RPM a termo precoce (36s), GBS negativo, sem sinais infecção/sofrimento → aguardar parto vaginal com monitorização.

Resumo-Chave

Em gestantes com rotura prematura de membranas (RPM) em 36 semanas, com cultura para GBS negativa e sem sinais de infecção ou sofrimento fetal, a conduta mais adequada é a expectante para o parto vaginal, com monitorização materno-fetal. Corticoides e neuroproteção são para idades gestacionais menores.

Contexto Educacional

A rotura prematura de membranas (RPM) é a ruptura das membranas amnióticas antes do início do trabalho de parto. Quando ocorre em gestações a termo precoce (34 a 36 semanas e 6 dias), o manejo difere da RPM pré-termo. A principal preocupação é o risco de infecção materna e fetal (corioamnionite) e o bem-estar fetal. Neste caso, a paciente está com 36 semanas, tem cultura para Estreptococos do Grupo B (GBS) negativa, está afebril e o feto apresenta batimentos cardíacos normais, sem sinais de sofrimento. Além disso, ela já está em trabalho de parto ativo (colo dilatado para 5 cm). Nessas circunstâncias, a conduta mais apropriada é a expectante para o parto vaginal, com monitorização contínua materno-fetal. Não há indicação para tocólise, pois o trabalho de parto já está estabelecido, nem para corticoide ou sulfato de magnésio, cujos benefícios são restritos a idades gestacionais mais precoces. A profilaxia antibiótica para GBS é crucial quando indicada, mas a cultura negativa da paciente elimina essa necessidade, a menos que outros fatores de risco para infecção surjam. O foco deve ser na progressão segura do trabalho de parto e na vigilância para qualquer sinal de complicação. Residentes devem dominar os protocolos de manejo da RPM, adaptando a conduta à idade gestacional e aos fatores de risco individuais da paciente.

Perguntas Frequentes

Qual a conduta inicial para uma gestante com RPM a termo precoce (36 semanas)?

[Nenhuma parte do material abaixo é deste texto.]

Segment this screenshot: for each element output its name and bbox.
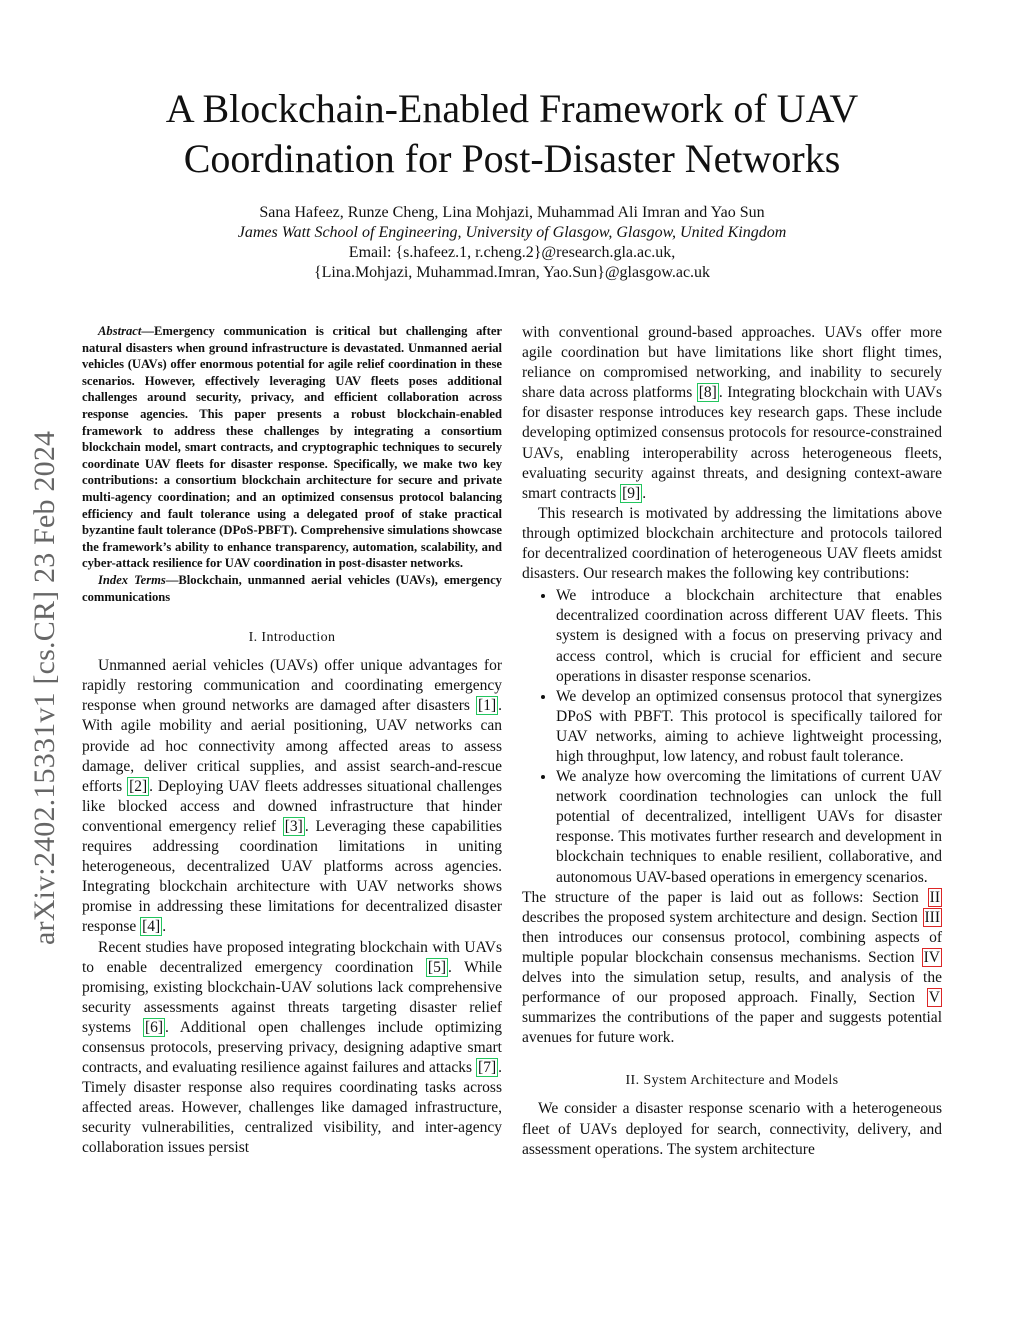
affiliation: James Watt School of Engineering, University of Glasgow, Glasgow, United Kingdom [237, 224, 787, 241]
citation-link[interactable]: [8] [698, 384, 717, 402]
intro-paragraph-4: This research is motivated by addressing the limitations above through optimized blockchain architecture and protocols tailored for decentralized coordination of heterogeneous UAV fleets amidst disasters. Our research makes the following key contributions: [522, 504, 942, 583]
text-span: The structure of the paper is laid out as follows: Section [522, 888, 928, 906]
paper-structure-paragraph [522, 888, 942, 1049]
list-item: • We analyze how overcoming the limitations of current UAV network coordination technologies can unlock the full potential of decentralized, intelligent UAVs for disaster response. This motivates further research and development in blockchain techniques to enable resilient, collaborative, and autonomous UAV-based operations in emergency scenarios. [556, 767, 942, 888]
arxiv-identifier: arXiv:2402.15331v1 [cs.CR] 23 Feb 2024 [28, 430, 61, 945]
text-span: . Additional open challenges include optimizing consensus protocols, preserving privacy, designing adaptive smart contracts, and evaluating resilience against failures and attacks [82, 1018, 502, 1077]
abstract [82, 323, 502, 605]
citation-link[interactable]: [9] [622, 484, 641, 502]
abstract-text: —Emergency communication is critical but challenging after natural disasters when ground infrastructure is devastated. Unmanned aerial vehicles (UAVs) offer enormous potential for agile relief coordination in these scenarios. However, effectively leveraging UAV fleets poses additional challenges around security, privacy, and efficient collaboration across response agencies. This paper presents a robust blockchain-enabled framework to address these challenges by integrating a consortium blockchain model, smart contracts, and cryptographic techniques to securely coordinate UAV fleets for disaster response. Specifically, we make two key contributions: a consortium blockchain architecture for secure and private multi-agency coordination; and an optimized consensus protocol balancing efficiency and fault tolerance using a delegated proof of stake practical byzantine fault tolerance (DPoS-PBFT). Comprehensive simulations showcase the framework’s ability to enhance transparency, automation, scalability, and cyber-attack resilience for UAV coordination in post-disaster networks. [82, 324, 502, 571]
email-line-2: {Lina.Mohjazi, Muhammad.Imran, Yao.Sun}@glasgow.ac.uk [313, 264, 711, 281]
text-span: Recent studies have proposed integrating blockchain with UAVs to enable decentralized emergency coordination [82, 938, 502, 976]
list-item: • We develop an optimized consensus protocol that synergizes DPoS with PBFT. This protocol is specifically tailored for UAV networks, aiming to achieve lightweight processing, high throughput, low latency, and robust fault tolerance. [556, 687, 942, 767]
right-column [522, 323, 942, 1160]
text-span: . While promising, existing blockchain-UAV solutions lack comprehensive security assessments against threats targeting disaster relief systems [82, 958, 502, 1036]
citation-link[interactable]: [7] [478, 1059, 497, 1077]
text-span: . [162, 918, 167, 936]
index-terms-label: Index Terms [98, 572, 166, 587]
citation-link[interactable]: [3] [284, 817, 303, 835]
intro-paragraph-3 [522, 323, 942, 504]
section-link[interactable]: III [924, 908, 940, 926]
section-heading-introduction: I. Introduction [248, 630, 336, 646]
text-span: summarizes the contributions of the paper and suggests potential avenues for future work. [522, 1009, 942, 1047]
author-list: Sana Hafeez, Runze Cheng, Lina Mohjazi, Muhammad Ali Imran and Yao Sun [259, 204, 765, 221]
text-span: delves into the simulation setup, results, and analysis of the performance of our proposed approach. Finally, Section [522, 969, 942, 1007]
index-terms-text: —Blockchain, unmanned aerial vehicles (UAVs), emergency communications [82, 572, 502, 604]
section-link[interactable]: IV [923, 948, 940, 966]
citation-link[interactable]: [4] [142, 918, 161, 936]
contribution-list [522, 586, 942, 887]
text-span: Unmanned aerial vehicles (UAVs) offer unique advantages for rapidly restoring communication and coordinating emergency response when ground networks are damaged after disasters [82, 657, 502, 715]
text-span: . Deploying UAV fleets addresses situational challenges like blocked access and downed infrastructure that hinder conventional emergency relief [82, 777, 502, 835]
text-span: . Timely disaster response also requires coordinating tasks across affected areas. However, challenges like damaged infrastructure, security vulnerabilities, centralized visibility, and inter-agency collaboration issues persist [82, 1059, 502, 1157]
title-line-1: A Blockchain-Enabled Framework of UAV [165, 86, 859, 131]
paper-title [100, 84, 924, 184]
citation-link[interactable]: [2] [129, 777, 148, 795]
text-span: . Leveraging these capabilities requires addressing coordination limitations in uniting heterogeneous, decentralized UAV platforms across agencies. Integrating blockchain architecture with UAV networks shows promise in addressing these limitations for decentralized disaster response [82, 817, 502, 936]
text-span: . Integrating blockchain with UAVs for disaster response introduces key research gaps. These include developing optimized consensus protocols for resource-constrained UAVs, enabling interoperability across heterogeneous fleets, evaluating security against threats, and designing context-aware smart contracts [522, 384, 942, 502]
abstract-label: Abstract [98, 324, 142, 338]
text-span: describes the proposed system architecture and design. Section [522, 908, 923, 926]
intro-paragraph-2 [82, 938, 502, 1159]
section-link[interactable]: II [929, 888, 940, 906]
text-span: . With agile mobility and aerial positioning, UAV networks can provide ad hoc connectivity among affected areas to assess damage, deliver critical supplies, and assist search-and-rescue efforts [82, 697, 502, 795]
intro-paragraph-1 [82, 656, 502, 937]
text-span: then introduces our consensus protocol, combining aspects of multiple popular blockchain consensus mechanisms. Section [522, 928, 942, 966]
text-span: with conventional ground-based approaches. UAVs offer more agile coordination but have limitations like short flight times, reliance on compromised networking, and inability to securely share data across platforms [522, 324, 942, 402]
left-column [82, 323, 502, 1159]
email-line-1: Email: {s.hafeez.1, r.cheng.2}@research.gla.ac.uk, [348, 244, 676, 261]
citation-link[interactable]: [1] [478, 697, 497, 715]
author-block [100, 203, 924, 283]
section-link[interactable]: V [928, 989, 940, 1007]
citation-link[interactable]: [5] [427, 958, 446, 976]
text-span: . [642, 484, 647, 502]
system-architecture-paragraph: We consider a disaster response scenario with a heterogeneous fleet of UAVs deployed for search, connectivity, delivery, and assessment operations. The system architecture [522, 1100, 942, 1158]
title-line-2: Coordination for Post-Disaster Networks [183, 136, 841, 181]
list-item: • We introduce a blockchain architecture that enables decentralized coordination across different UAV fleets. This system is designed with a focus on preserving privacy and access control, which is crucial for efficient and secure operations in disaster response scenarios. [556, 586, 942, 686]
citation-link[interactable]: [6] [144, 1018, 164, 1036]
section-heading-system-architecture: II. System Architecture and Models [625, 1073, 839, 1089]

Em gestantes com RPM a termo precoce (36 semanas), sem sinais de infecção ou sofrimento fetal e com cultura para GBS negativa, a conduta é geralmente expectante, aguardando o início espontâneo do trabalho de parto ou indução, se necessário, com monitorização cuidadosa.

Quando é indicada a profilaxia antibiótica para GBS na RPM?

A profilaxia antibiótica para GBS é indicada na RPM se a cultura for positiva, desconhecida, ou se houver fatores de risco como febre materna, trabalho de parto prolongado (>18h de RPM) ou gestação anterior com filho afetado por doença invasiva por GBS.

Por que não se usa corticoide ou sulfato de magnésio nesta situação?

Corticoides são indicados para maturação pulmonar fetal em gestações < 34 semanas. O sulfato de magnésio para neuroproteção fetal é recomendado em gestações < 32 semanas (ou até 34 semanas em alguns protocolos). Em 36 semanas, os benefícios desses medicamentos são mínimos ou ausentes e não justificam os riscos.